I apologize for my mistake. I always thought those registers started with an unknown state, which isn't true. Even if they did start at something unknown, writes to them are also totally ignored for the first few frames.
What tokumaru posted is what I was describing, but
the wiki says you don't need to.
I'll probably still do it to be safe, because I am paranoid.
Quote:
I don't understand yours. You push a bunch of stuff onto the stack only to pop it off in the very same routine after only incrementing nmis.

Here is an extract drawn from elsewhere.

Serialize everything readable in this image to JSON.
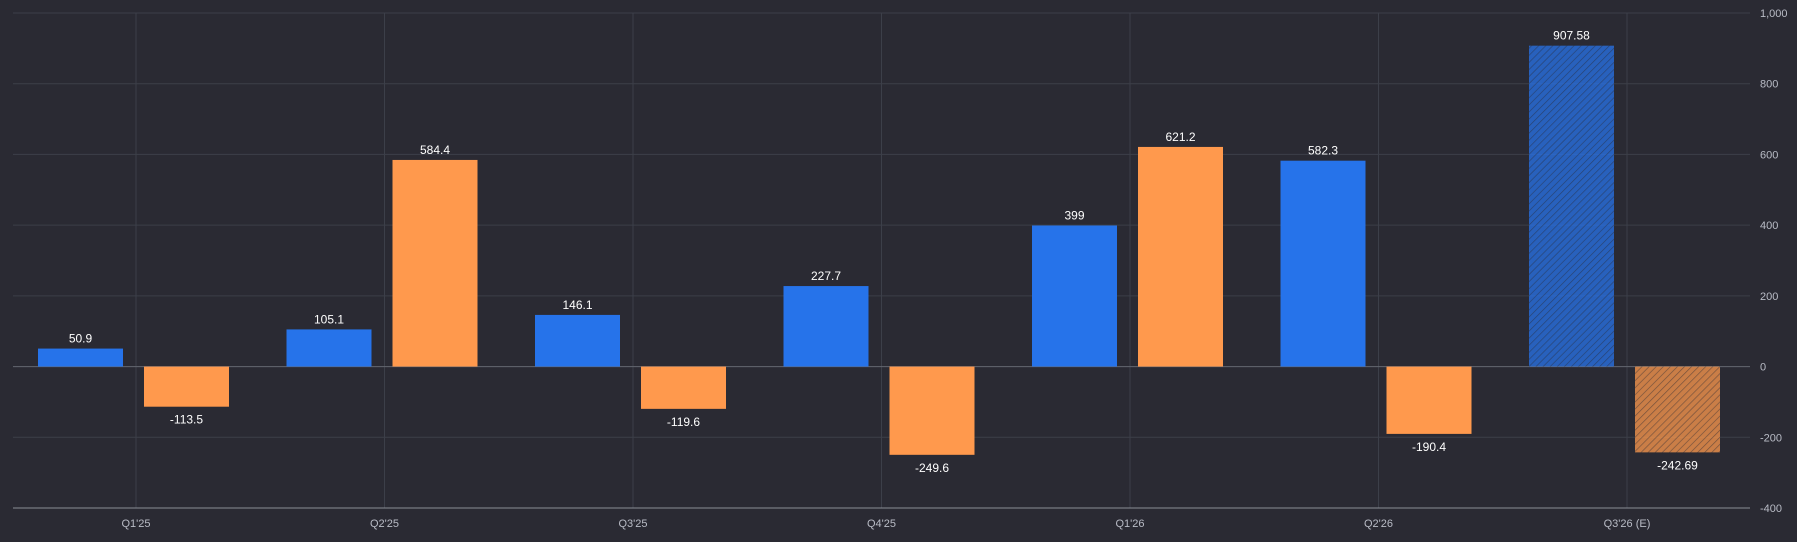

Exactly. I explained why it does that in the comments, but Tepples makes a good point. The NMI I posted currently
doesn't affect the status registers, but the idea would be that you add on to it once you're passed this hurdle.
Here's a real world example of why the pushing and popping is done.
Imagine this code is in your main routine:
Code:
lda #$FF
ldx #$00
loop:
sta $0200,x
inx
inx
inx
inx
;*
bne loop
;We can continue only when X is exactly 0. I've used code like to remove all sprites from the screen (by putting their y position below the screen).
Now imagine this is your nmi routine. It interrupts at some point during the loop. Say... where that * is.
Code:
nmi:
inc nmis
lda #$20;This line will cause a #$20 to be written instead of #$FF
sta $2006
ldx #$03;This line will cause an infinite loop.
sta $2006
ldy #$00
sta $2007
;
rti
When that code returns you're in an infinite loop, because the nmi changed X to something that makes completing the loop impossible.
Can (4*Z+3)%256 ever equal 0?
(Z = the number of times we have looped)
No. But (4*Z+0)%256 can be 0 which would allow your main loop to continue.
We push the registers to the stack in the NMI because it can interrupt our code at ANY time. After they're pushed, we can safely change them in the NMI, and restore them when we're done for when we return.
The inc nmis part might make sense now too. Because the opposite happens than this example. The nmi not changing that variable KEEPS us in an infinite loop when it should break us out of one.
Is that clear? If not I'll try a different approach. Tepples also did an explanation of game loops where you can avoid pushing and pulling if you like.
Quote:
I know. My math routines use a stack based on the zeropage with x as the index register, as its stack pointer. That's what I meant by "stack pointer" here.
My bad. I'm a new guy in this thread, so I might have missed where that was mentioned. I'm just trying to make sure you're not doing anything you don't understand.
Kasumi wrote:
What tokumaru posted is what I was describing, but
the wiki says you don't need to.
Perhaps you need to on the Famicom, which doesn't fully reset the PPU when the player presses reset.
When coding in assembly I like to assume that everything is in an unknown state on power up. Better safe then sorry.
Then, I was right the first time! Like I said, I'd do it anyway.
But now a question for my own curiosity: Are writes to $2000 still ignored for a few frames after a famicom reset? If so, even if $2000 and $2001 were set to something potentially harmful, you still couldn't do anything about it before the PPU was warmed up anyway.
Kasumi wrote:
But now a question for my own curiosity: Are writes to $2000 still ignored for a few frames after a famicom reset? If so, even if $2000 and $2001 were set to something potentially harmful, you still couldn't do anything about it before the PPU was warmed up anyway.
Going out on a limb here, but I don't think so. As far as I understand, the reset line of the PPU simply isn't connected to the PPU on the Famicom, so when you push the reset button, PPU keeps running like nothing happened.